Por outras palavras, os cheques, uma tecnologia antiga que ainda existe principalmente devido à notável inércia das práticas bancárias, são responsáveis por mais crimes financeiros do que toda uma classe de activos inovadora que continua a ser descrita como um porto seguro para os criminosos. Não seria hora de proibir essas monstruosidades de papel?
Tesouro: métodos convencionais de lavagem de dinheiro superam em muito a criptografia
Todos os anos, o Departamento do Tesouro dos Estados Unidos publica as suas Avaliações Nacionais de Risco sobre Lavagem de Dinheiro, Financiamento do Terrorismo e Financiamento da Proliferação, que detalham vulnerabilidades fundamentais para o financiamento ilícito e os riscos que ameaçam os americanos. A Avaliação de Risco de Lavagem de Dinheiro de 2024, embora observe as tendências existentes e em evolução nos riscos associados às criptomoedas, afirma explicitamente que "o uso de ativos virtuais para lavagem de dinheiro ainda é muito inferior ao de moedas fiduciárias e métodos mais convencionais que não envolvem ativos virtuais.
A maior parte do relatório centra-se nos riscos persistentes e emergentes de branqueamento de capitais relacionados com domínios convencionais, tais como o uso indevido de entidades jurídicas; a falta de transparência em algumas transações imobiliárias; a falta de uma cobertura abrangente de LBC/CFT para os setores relevantes, como os consultores de investimento; profissionais cúmplices que abusam de seus cargos ou negócios; e fraca conformidade regulatória e supervisão em algumas instituições financeiras regulamentadas.
Todas estas áreas representam males estruturais conhecidos, inerentes ao sistema financeiro tradicional e às práticas empresariais. Isto realça como o crime financeiro é um problema sistémico e não algo que possa ser atribuído a um tipo específico de infraestrutura tecnológica ou classe de ativos.
Uma solução mais que um problema
Ao olharmos para o futuro das finanças e considerarmos a direção que a indústria está a tomar, é essencial rever e desmascarar constantemente perceções desatualizadas e enganosas sobre os ativos digitais. Longe de serem o instrumento predominante para o crime financeiro, as criptomoedas representam uma parte relativamente insignificante dos fundos ilícitos globais. Os dados mostram que os métodos e ferramentas tradicionais, como as transações imobiliárias e as antigas práticas bancárias, são canais muito mais relevantes para atividades ilícitas, como o branqueamento de capitais.
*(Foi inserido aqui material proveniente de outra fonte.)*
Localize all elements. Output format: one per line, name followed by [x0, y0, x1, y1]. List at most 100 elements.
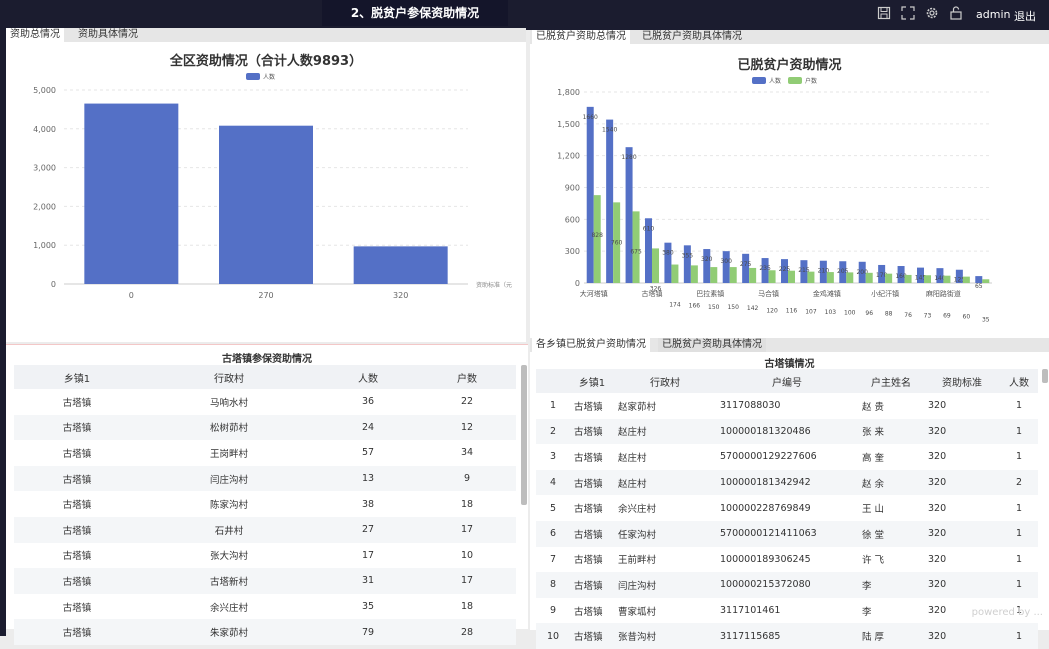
- table-cell: 100000228769849: [720, 502, 811, 514]
- bar[interactable]: [729, 267, 737, 283]
- column-header[interactable]: 乡镇1: [570, 369, 614, 393]
- table-cell: 1: [1015, 502, 1023, 514]
- column-header[interactable]: 户编号: [716, 369, 858, 393]
- y-tick-label: 2,000: [33, 202, 56, 211]
- bar[interactable]: [943, 275, 951, 283]
- table-row[interactable]: 古塔镇 张大沟村 17 10: [14, 543, 516, 569]
- save-icon[interactable]: [877, 6, 891, 20]
- table-row[interactable]: 古塔镇 古塔新村 31 17: [14, 568, 516, 594]
- table-row[interactable]: 1 古塔镇 赵家茆村 3117088030 赵 贵 320 1: [536, 393, 1038, 419]
- data-label: 610: [643, 225, 655, 232]
- bar[interactable]: [846, 272, 854, 283]
- bar[interactable]: [982, 279, 990, 283]
- table-row[interactable]: 4 古塔镇 赵庄村 100000181342942 赵 余 320 2: [536, 469, 1038, 496]
- column-header[interactable]: 行政村: [140, 365, 318, 389]
- column-header[interactable]: 乡镇1: [14, 365, 140, 389]
- table-cell: 王岗畔村: [209, 448, 248, 460]
- table-cell: 100000181342942: [716, 469, 858, 496]
- x-tick-label: 金鸡滩镇: [813, 289, 841, 298]
- bar[interactable]: [924, 275, 931, 283]
- bar[interactable]: [606, 119, 614, 283]
- table-row[interactable]: 古塔镇 陈家沟村 38 18: [14, 491, 516, 517]
- table-row[interactable]: 古塔镇 马响水村 36 22: [14, 389, 516, 415]
- table-row[interactable]: 8 古塔镇 闫庄沟村 100000215372080 李 320 1: [536, 572, 1038, 598]
- table-row[interactable]: 古塔镇 松树茆村 24 12: [14, 414, 516, 441]
- table-row[interactable]: 9 古塔镇 曹家坬村 3117101461 李 320 1: [536, 598, 1038, 624]
- bar[interactable]: [683, 245, 691, 283]
- bar[interactable]: [826, 272, 834, 283]
- column-header[interactable]: 户主姓名: [858, 369, 924, 393]
- bar[interactable]: [788, 270, 795, 283]
- table-row[interactable]: 6 古塔镇 任家沟村 5700000121411063 徐 堂 320 1: [536, 520, 1038, 547]
- bar[interactable]: [865, 272, 873, 283]
- right-table-title: 古塔镇情况: [764, 359, 815, 370]
- bar[interactable]: [652, 248, 659, 283]
- column-header[interactable]: 资助标准: [924, 369, 1000, 393]
- bar[interactable]: [219, 125, 313, 284]
- bar[interactable]: [586, 106, 594, 283]
- table-row[interactable]: 古塔镇 石井村 27 17: [14, 516, 516, 543]
- left-table-wrap: 乡镇1 行政村 人数 户数 古塔镇 马响水村 36 22 古塔镇 松树茆村 24 12 古塔镇 王岗畔村…: [14, 365, 516, 645]
- table-cell: 1: [1000, 572, 1038, 598]
- bar[interactable]: [885, 273, 893, 283]
- data-label: 828: [591, 232, 603, 239]
- bar[interactable]: [807, 271, 815, 283]
- bar[interactable]: [749, 267, 757, 283]
- bar[interactable]: [710, 267, 718, 283]
- table-cell: 李: [862, 606, 872, 618]
- column-header[interactable]: 人数: [318, 365, 418, 389]
- bar[interactable]: [625, 147, 633, 283]
- table-row[interactable]: 5 古塔镇 余兴庄村 100000228769849 王 山 320 1: [536, 495, 1038, 521]
- bar[interactable]: [975, 276, 983, 283]
- table-cell: 6: [536, 520, 570, 547]
- table-row[interactable]: 古塔镇 闫庄沟村 13 9: [14, 465, 516, 492]
- bar[interactable]: [690, 265, 698, 283]
- bar[interactable]: [632, 211, 640, 283]
- tab-household-detail[interactable]: 已脱贫户资助具体情况: [658, 338, 766, 352]
- table-row[interactable]: 10 古塔镇 张昔沟村 3117115685 陆 厚 320 1: [536, 623, 1038, 649]
- bar[interactable]: [703, 249, 711, 283]
- column-header[interactable]: 户数: [418, 365, 516, 389]
- column-header[interactable]: 人数: [1000, 369, 1038, 393]
- table-cell: 闫庄沟村: [614, 572, 716, 598]
- bar[interactable]: [671, 264, 679, 283]
- data-label: 73: [924, 312, 932, 319]
- x-tick-label: 古塔镇: [642, 289, 663, 298]
- page-title: 2、脱贫户参保资助情况: [322, 0, 508, 26]
- bar[interactable]: [768, 270, 776, 283]
- user-name[interactable]: admin: [976, 8, 1010, 21]
- table-cell: 赵庄村: [614, 469, 716, 496]
- left-bar-chart: 0 1,000 2,000 3,000 4,000 5,000 0 270 320 资助标准（元: [33, 86, 512, 300]
- table-cell: 320: [928, 400, 947, 412]
- data-label: 60: [963, 314, 971, 321]
- table-row[interactable]: 7 古塔镇 王前畔村 100000189306245 许 飞 320 1: [536, 547, 1038, 573]
- column-header[interactable]: 行政村: [614, 369, 716, 393]
- table-cell: 38: [361, 498, 375, 510]
- y-tick-label: 300: [565, 247, 580, 256]
- right-chart-panel: 已脱贫户资助总情况 已脱贫户资助具体情况 已脱贫户资助情况 人数 户数 0 300…: [530, 30, 1049, 338]
- unlock-icon[interactable]: [949, 6, 963, 20]
- gear-icon[interactable]: [925, 6, 939, 20]
- logout-button[interactable]: 退出: [1014, 8, 1036, 24]
- column-header[interactable]: [536, 369, 570, 393]
- fullscreen-icon[interactable]: [901, 6, 915, 20]
- bar[interactable]: [904, 274, 912, 283]
- bar[interactable]: [722, 251, 730, 283]
- table-row[interactable]: 2 古塔镇 赵庄村 100000181320486 张 来 320 1: [536, 418, 1038, 445]
- table-row[interactable]: 3 古塔镇 赵庄村 5700000129227606 高 奎 320 1: [536, 444, 1038, 470]
- bar[interactable]: [353, 246, 448, 284]
- tab-town-funding[interactable]: 各乡镇已脱贫户资助情况: [532, 338, 650, 352]
- bar[interactable]: [962, 276, 970, 283]
- table-cell: 陈家沟村: [209, 500, 248, 512]
- table-cell: 余兴庄村: [618, 504, 657, 516]
- bar[interactable]: [742, 253, 750, 283]
- table-row[interactable]: 古塔镇 朱家茆村 79 28: [14, 619, 516, 645]
- right-table-scrollbar[interactable]: [1042, 369, 1048, 383]
- table-row[interactable]: 古塔镇 王岗畔村 57 34: [14, 440, 516, 466]
- bar[interactable]: [84, 103, 179, 284]
- left-table-scrollbar[interactable]: [521, 365, 527, 505]
- table-cell: 古塔镇: [570, 469, 614, 496]
- y-tick-label: 1,800: [557, 88, 580, 97]
- table-row[interactable]: 古塔镇 余兴庄村 35 18: [14, 594, 516, 620]
- table-cell: 古塔镇: [62, 448, 92, 460]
Em vez de apontar as criptomoedas como bodes expiatórios para crimes financeiros sistémicos, deveríamos prestar mais atenção a estes domínios tradicionais e aos problemas neles enraizados. Apesar do ceticismo persistente, dados convincentes de diversas fontes não afiliadas destacam desenvolvimentos significativos na indústria criptográfica e quão longe ela está de ser uma fronteira ideal para maus atores. Um problema sistémico exige soluções sistémicas e os ativos digitais devem ser vistos como parte desta solução e não como um problema.